Да, многое, очень многое повидал Максим Петрович за двадцать три года службы, и ничем его было не удивить. Боже ты мой! Какие только мерзости не прошли перед его глазами! Отцеубийцы, насильники, религиозные изуверы, жалкие кретины, убивавшие человека не из-за чего, просто так, в чаду алкогольного дурмана… Но все это совершалось обычно где-то далеко от него, за пределами его личной жизни; он прибывал на место преступления через час, черед два, на другой день или через сутки, и уж, конечно, не в силах был предотвратить то, что случилось. Сейчас же – в первый раз за всю свою деятельность в угро, стоял Щетинин перед преступлением, которого легко могло бы не быть, если б не эта дурацкая больная нога!

Он зажигал спичку за спичкой, осматривая место, бормоча под нос, ругая себя за глупое отношение к своей болезни, за то, что столько раз легкомысленно отмахивался от настойчивых советов товарищей подлечиться, поехать в Цхалтубо… В прошлом году ему даже путевку туда раздобыли, чуть ли не силой навязывали, – нет, не поехал, не решился расстаться с домом, с пасекой, с привычной жизнью. И вот результат, пожалуйста: убийство, которое он мог бы не допустить. Хромал, ковылял, прыгал на одной ноге – и опоздал на какие-то жалкие считанные секунды… «Ну ладно, – сердито буркнул Максим Петрович, – распустил слюни, черт колченогий… Надо искать телефон, звонить…» Он распрямился и огляделся по сторонам, соображая, где поближе найти телефон. За темными домами шумела вдалеке таинственная ночная жизнь; разнообразные гулы, приглушенные расстоянием, сливались в один гул, который был как бы дыханием уснувшего города. Где-то своим чередом шла деятельная, неумолкающая жизнь, а здесь, в этом заплеванном, загаженном уголке огромного двора, возле мусорных контейнеров, стояла очень плотная, словно непробиваемая, жутковатая тишина…
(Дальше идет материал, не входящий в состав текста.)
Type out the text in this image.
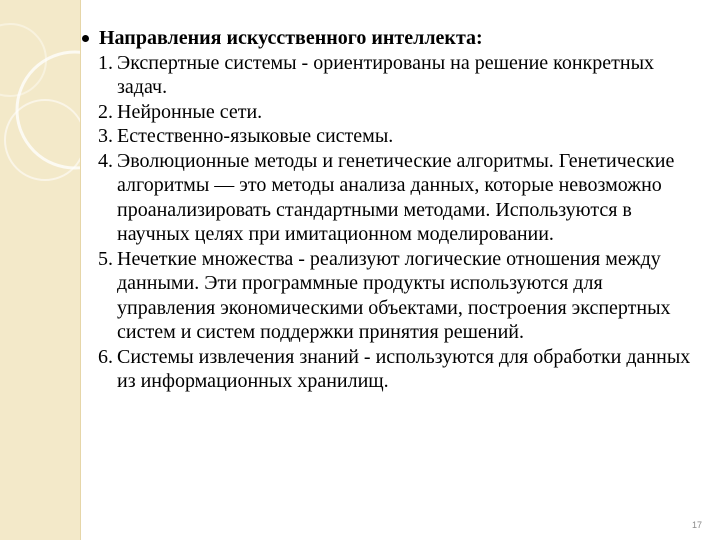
Направления искусственного интеллекта:
1. Экспертные системы - ориентированы на решение конкретных задач.
2. Нейронные сети.
3. Естественно-языковые системы.
4. Эволюционные методы и генетические алгоритмы. Генетические алгоритмы — это методы анализа данных, которые невозможно проанализировать стандартными методами. Используются в научных целях при имитационном моделировании.
5. Нечеткие множества - реализуют логические отношения между данными. Эти программные продукты используются для управления экономическими объектами, построения экспертных систем и систем поддержки принятия решений.
6. Системы извлечения знаний - используются для обработки данных из информационных хранилищ.
17
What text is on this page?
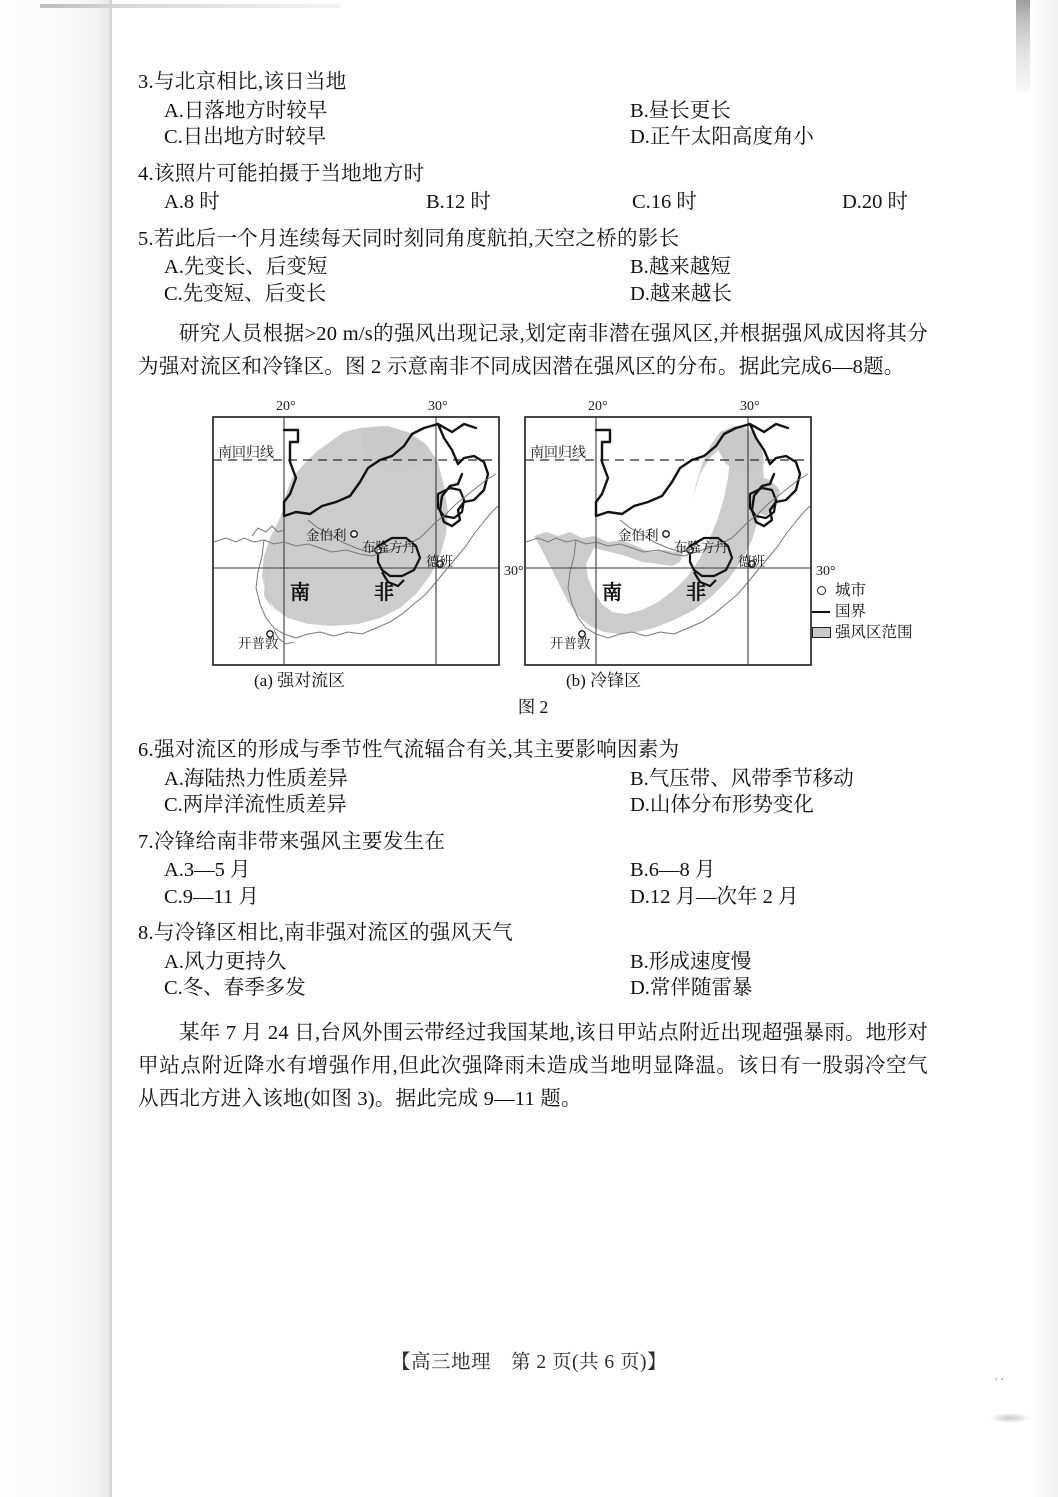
3.与北京相比,该日当地
A.日落地方时较早	B.昼长更长
C.日出地方时较早	D.正午太阳高度角小
4.该照片可能拍摄于当地地方时
A.8 时	B.12 时	C.16 时	D.20 时
5.若此后一个月连续每天同时刻同角度航拍,天空之桥的影长
A.先变长、后变短	B.越来越短
C.先变短、后变长	D.越来越长
研究人员根据>20 m/s的强风出现记录,划定南非潜在强风区,并根据强风成因将其分为强对流区和冷锋区。图 2 示意南非不同成因潜在强风区的分布。据此完成6—8题。
20°	30°
30°
南回归线
金伯利
布隆方丹
德班
开普敦
南	非
(a) 强对流区
20°	30°
30°
南回归线
金伯利
布隆方丹
德班
开普敦
南	非
(b) 冷锋区
城市
国界
强风区范围
图 2
6.强对流区的形成与季节性气流辐合有关,其主要影响因素为
A.海陆热力性质差异	B.气压带、风带季节移动
C.两岸洋流性质差异	D.山体分布形势变化
7.冷锋给南非带来强风主要发生在
A.3—5 月	B.6—8 月
C.9—11 月	D.12 月—次年 2 月
8.与冷锋区相比,南非强对流区的强风天气
A.风力更持久	B.形成速度慢
C.冬、春季多发	D.常伴随雷暴
某年 7 月 24 日,台风外围云带经过我国某地,该日甲站点附近出现超强暴雨。地形对甲站点附近降水有增强作用,但此次强降雨未造成当地明显降温。该日有一股弱冷空气从西北方进入该地(如图 3)。据此完成 9—11 题。
【高三地理　第 2 页(共 6 页)】
..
И вдруг в этой тишине, совсем рядом, глухо звякнуло железо, и следом раздался какой-то похожий на сдерживаемый кашель, неясный звук. Максим Петрович замер, вслушиваясь. Звук повторился, и на этот раз уже не оставалось сомнений: в дощатой крохотной будочке, прилепившейся за трубами к высокому каменному забору, кто-то скрывался, и этот «кто-то» был, очевидно, свидетелем или даже соучастником только что совершенного преступления. Этого человека надо было задержать во что бы то ни стало. «А что, если у него оружие?» – неприятным холодком кольнула осторожная мысль. Но для раздумья не оставалось времени, действовать требовалось немедленно. «Будь что будет!» – решил Максим Петрович и, распахнув фанерную дверцу будки, вежливенько пригласил:

– А ну, милейший!

На пороге будки показался маленький человечек в дворницком переднике, видимо, насмерть перепуганный: его круглое, плоское, как блин, лицо белело в потемках, словно вымазанное мелом, и голос срывался, когда он стал сбивчиво рассказывать, как в двенадцатом часу вышел он подобрать возле ящиков мусор и только, закончив работу, зашел в будку, чтобы спрятать лопату и метлу, как вдруг погас свет, какие-то ребята налетели с девкой, взялись ее бранить и, верно, били; он же, боясь по слабосилию показаться им на глаза, схоронился в будке, сидел там ни жив ни мертв, но потом ребята вроде бы убежали, а куда делась девка – неизвестно.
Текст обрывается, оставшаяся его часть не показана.